Greece’s unemployment rate reached a record high of 28% in November 2013, according to newly released government figures.
The jobless rate increased from 27.7% in the previous month. For those under the age of 25, unemployment hit 61.4%.
Harsh austerity measures have led the Greek economy to shrink by a quarter in four years.
However, other economic indicators have suggested that there are signs of recovery.
Before Greece received its first 110 billion-euro ($150 billion) bailout in May 2010, the jobless rate was under 12% here.
Slight growth is expected this year and the deficit now wiped out, apart from interest payments on the bailout.
Greek unemployment is more than twice the average rate in the eurozone.
According to official EU figures, the number of people out of work in the single currency bloc in December was 19 million, with the jobless rate at 12%.

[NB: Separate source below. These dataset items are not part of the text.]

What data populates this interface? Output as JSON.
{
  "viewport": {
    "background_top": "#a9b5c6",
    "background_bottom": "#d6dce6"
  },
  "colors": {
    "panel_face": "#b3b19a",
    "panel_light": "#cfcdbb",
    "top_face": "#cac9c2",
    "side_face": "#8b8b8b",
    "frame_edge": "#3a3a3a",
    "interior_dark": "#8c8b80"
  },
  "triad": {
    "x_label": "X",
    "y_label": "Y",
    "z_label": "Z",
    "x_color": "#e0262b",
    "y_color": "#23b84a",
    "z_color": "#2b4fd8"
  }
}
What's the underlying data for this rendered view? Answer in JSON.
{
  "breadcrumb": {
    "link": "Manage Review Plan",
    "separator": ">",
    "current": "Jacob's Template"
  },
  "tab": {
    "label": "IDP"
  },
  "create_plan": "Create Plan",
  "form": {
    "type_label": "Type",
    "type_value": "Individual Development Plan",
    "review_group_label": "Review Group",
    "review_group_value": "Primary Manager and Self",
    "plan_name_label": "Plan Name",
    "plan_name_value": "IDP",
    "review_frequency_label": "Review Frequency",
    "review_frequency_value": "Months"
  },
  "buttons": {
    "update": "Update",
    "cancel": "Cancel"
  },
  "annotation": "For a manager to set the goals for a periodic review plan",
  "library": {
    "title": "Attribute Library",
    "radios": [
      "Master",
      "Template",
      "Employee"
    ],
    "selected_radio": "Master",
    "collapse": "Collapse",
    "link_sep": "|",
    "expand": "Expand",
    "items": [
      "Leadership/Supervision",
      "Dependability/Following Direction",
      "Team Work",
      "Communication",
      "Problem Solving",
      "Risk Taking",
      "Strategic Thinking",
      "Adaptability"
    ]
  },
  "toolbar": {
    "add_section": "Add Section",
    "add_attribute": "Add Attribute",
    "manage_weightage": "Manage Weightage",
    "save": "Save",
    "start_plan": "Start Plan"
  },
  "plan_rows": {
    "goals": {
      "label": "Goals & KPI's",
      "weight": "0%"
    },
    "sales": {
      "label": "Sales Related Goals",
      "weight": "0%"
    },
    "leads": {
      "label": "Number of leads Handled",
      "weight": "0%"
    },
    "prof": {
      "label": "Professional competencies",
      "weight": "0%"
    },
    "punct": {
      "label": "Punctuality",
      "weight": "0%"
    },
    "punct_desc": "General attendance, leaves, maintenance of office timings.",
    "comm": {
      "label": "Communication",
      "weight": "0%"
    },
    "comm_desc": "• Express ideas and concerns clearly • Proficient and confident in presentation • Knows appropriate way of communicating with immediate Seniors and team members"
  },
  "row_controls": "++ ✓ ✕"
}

Other economic figures such as retail sales, manufacturing activity and construction, have pointed to signs that Greece’s recession has bottomed out.
However, Greece’s unemployment rate is expected to rise further in the first three months of 2014 as firms continue to restructure and cut jobs.
With 1.38 million people officially jobless, turning around the country’s economy will take time, even if the recovery does start this year as Athens hopes.
Before the crash when Greece was growing at up to 5% annually, about 50,000 jobs a year were added to the economy.
At these rates it could take more than 20 years to reduce the jobless totals – without measures to encourage domestic and foreign investment.